The author sees no problem with UNDRIP being referenced in Indigenous struggles. But as Canada continues its push to extract resources from Aboriginal lands, eliminating legal title to traditional territories (the basis for modern and historic treaties ) is crucial. “Aboriginal Peoples are very likely to continue to live on a marginal front line of the anti-capitalist struggle, using treaty or aboriginal rights as a significant level to protect their lands and sovereignty.”

Setting aside Kulchyski’s insistence on making his books difficult to read by not capitalizing anything —to “reject the symbols of hierarchy,” he insists— one of the few serious criticisms of Aboriginal Rights Are Not Human Rights is that it meanders randomly between academic critique of UNDRIP, eyewitness ethnography, and his hopes to link Marxist analysis, socialist movements, and Indigenous struggles.

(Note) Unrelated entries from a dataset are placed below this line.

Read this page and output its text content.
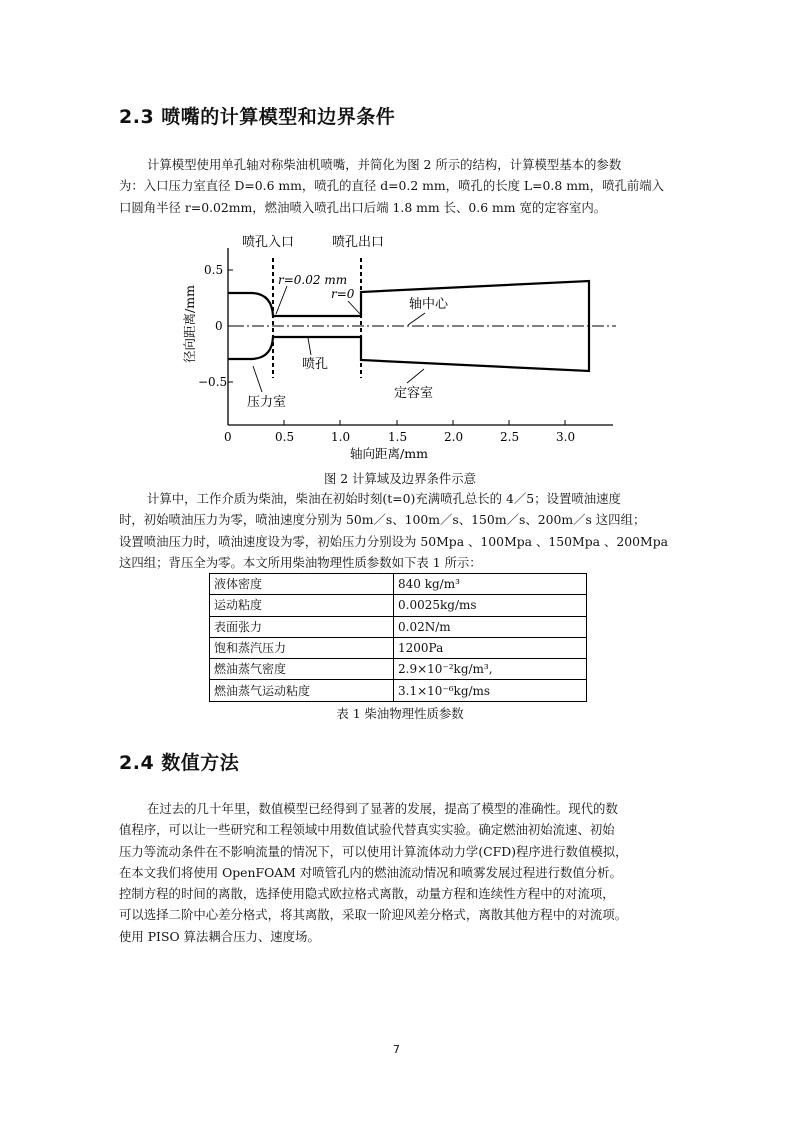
2.3 喷嘴的计算模型和边界条件

计算模型使用单孔轴对称柴油机喷嘴，并简化为图 2 所示的结构，计算模型基本的参数
为：入口压力室直径 D=0.6 mm，喷孔的直径 d=0.2 mm，喷孔的长度 L=0.8 mm，喷孔前端入
口圆角半径 r=0.02mm，燃油喷入喷孔出口后端 1.8 mm 长、0.6 mm 宽的定容室内。

0.5
0
−0.5
0	0.5	1.0	1.5	2.0	2.5	3.0
轴向距离/mm
径向距离/mm
喷孔入口	喷孔出口
r=0.02 mm
r=0
轴中心
喷孔
定容室
压力室

图 2 计算域及边界条件示意

计算中，工作介质为柴油，柴油在初始时刻(t=0)充满喷孔总长的 4／5；设置喷油速度
时，初始喷油压力为零，喷油速度分别为 50m／s、100m／s、150m／s、200m／s 这四组；
设置喷油压力时，喷油速度设为零，初始压力分别设为 50Mpa 、100Mpa 、150Mpa 、200Mpa
这四组；背压全为零。本文所用柴油物理性质参数如下表 1 所示：

液体密度	840 kg/m³
运动粘度	0.0025kg/ms
表面张力	0.02N/m
饱和蒸汽压力	1200Pa
燃油蒸气密度	2.9×10⁻²kg/m³,
燃油蒸气运动粘度	3.1×10⁻⁶kg/ms

表 1 柴油物理性质参数

2.4 数值方法

在过去的几十年里，数值模型已经得到了显著的发展，提高了模型的准确性。现代的数
值程序，可以让一些研究和工程领域中用数值试验代替真实实验。确定燃油初始流速、初始
压力等流动条件在不影响流量的情况下，可以使用计算流体动力学(CFD)程序进行数值模拟，
在本文我们将使用 OpenFOAM 对喷管孔内的燃油流动情况和喷雾发展过程进行数值分析。
控制方程的时间的离散，选择使用隐式欧拉格式离散，动量方程和连续性方程中的对流项，
可以选择二阶中心差分格式，将其离散，采取一阶迎风差分格式，离散其他方程中的对流项。
使用 PISO 算法耦合压力、速度场。

7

Each of these is ripe soil for its own book, but in a sparse 173 pages Kulchyski fails to weave the narrative together conceptually until the closing chapter.

There, the underlying concept of “bush” is introduced through a beautiful and unexpected poetic meditation. Rural First Nations cultures, he concludes, are “bush cultures,” historically living in relationship to the land through specific cultural practices, traditions and self-governance.

“Bush, unlike wilderness, allows us to think a lived relation to and in this landscape,” he writes. “You can find the bush, even in the Eaton Centre, but first you have to get the mall out of your head.”

As a non-Aboriginal himself (like this reviewer), the lessons of the “bush” are meant for everyone. Our dominant culture has driven the Earth to the brink and continues its slow genocide, thanks to our ongoing, obsessive warpath of “civilization,” “development” and “progress”—which, from the perspective of the bush, are “precisely imperialism.”

It’s in the bush where we find “the ghosts of this country … where the killing took place,” and Kulchyski adds that “no amount of pavement” can cover over the injustices. “Bush” is also a space of resistance and transformation. With movements like Idle No More and Defenders of the Land following the footsteps today of centuries of struggle, Aboriginal Rights Are Not Human Rights reminds us that the wolves, indeed, are howling.